As with any system of this nature, only the OEM will see all the data. Customers would see only information relating to their own systems.
Many companies and interested parties are working on the development of processing tools, such as predictive algorithms. Just as with the sensors, however, a commonly accepted way of doing this is not available, so parallel paths are being followed, and quite different statistical techniques are being applied to the problem of trying to predict when a component failure is likely to occur. A valuable piece of that particular jigsaw puzzle is knowing the baseline behavior of the equipment before it went into service. This is information that is expensive and time-consuming to obtain, however. Other advanced techniques that can monitor and learn the behavior of equipment over time may offer an alternative approach. Such systems are much more concerned with trends than absolute values and, by monitoring the behavior of equipment over time, are able to generate warnings for operators and recommend that investigations be conducted of particular components or subsystems. Such directed maintenance activity is more efficient and cost-effective than relying on time-based schedules, since how equipment has been used is the critical factor, not just how often it has been used (as would be seen from a simple cycle count value). Clearly, 1,000 “easy” cycles does not have the same impact on equipment condition as 1,000 “hard” cycles.

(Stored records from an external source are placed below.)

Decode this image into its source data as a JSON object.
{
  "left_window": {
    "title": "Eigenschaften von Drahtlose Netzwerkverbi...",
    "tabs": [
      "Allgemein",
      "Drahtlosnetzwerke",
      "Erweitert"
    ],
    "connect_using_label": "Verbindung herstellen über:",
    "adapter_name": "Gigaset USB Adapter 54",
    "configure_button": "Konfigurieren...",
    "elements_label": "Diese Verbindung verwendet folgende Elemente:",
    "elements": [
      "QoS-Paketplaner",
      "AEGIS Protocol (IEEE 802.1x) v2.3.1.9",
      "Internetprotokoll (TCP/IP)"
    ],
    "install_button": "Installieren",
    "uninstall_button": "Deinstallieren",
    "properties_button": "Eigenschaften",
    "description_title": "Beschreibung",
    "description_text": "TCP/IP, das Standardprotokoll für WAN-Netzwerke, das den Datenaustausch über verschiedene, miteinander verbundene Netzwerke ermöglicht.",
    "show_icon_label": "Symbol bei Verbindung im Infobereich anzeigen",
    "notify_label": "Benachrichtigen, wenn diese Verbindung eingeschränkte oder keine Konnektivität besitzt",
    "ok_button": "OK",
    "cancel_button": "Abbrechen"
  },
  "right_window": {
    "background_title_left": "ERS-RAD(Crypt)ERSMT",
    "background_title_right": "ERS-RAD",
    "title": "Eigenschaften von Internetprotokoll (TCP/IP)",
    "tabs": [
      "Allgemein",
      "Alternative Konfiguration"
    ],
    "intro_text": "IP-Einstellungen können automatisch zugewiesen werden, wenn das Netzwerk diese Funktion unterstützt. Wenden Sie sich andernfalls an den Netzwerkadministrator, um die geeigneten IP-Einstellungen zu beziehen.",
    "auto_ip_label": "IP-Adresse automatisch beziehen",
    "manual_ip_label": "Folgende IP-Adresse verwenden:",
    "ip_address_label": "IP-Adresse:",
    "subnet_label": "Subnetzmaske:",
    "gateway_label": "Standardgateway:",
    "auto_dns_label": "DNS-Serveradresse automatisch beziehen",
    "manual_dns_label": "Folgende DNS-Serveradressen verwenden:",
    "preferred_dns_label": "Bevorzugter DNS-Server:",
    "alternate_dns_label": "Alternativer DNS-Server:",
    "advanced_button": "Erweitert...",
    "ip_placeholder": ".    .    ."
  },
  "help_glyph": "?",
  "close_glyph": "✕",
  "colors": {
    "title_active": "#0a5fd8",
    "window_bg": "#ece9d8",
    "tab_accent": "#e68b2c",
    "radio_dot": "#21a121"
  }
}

While the need for additional data relating to the performance and health of critical (ideally, all) subsea equipment is not in question, for now it seems that there are many more questions than answers on how best to make equipment smarter. Collaboration, common sense and consultation are going to be required to achieve the most beneficial outcomes.
Cognition is a trademarked term of Cameron.
This article is based on a presentation at the 2015 IADC Advanced Rig Technology Conference, 13-14 October, Amsterdam.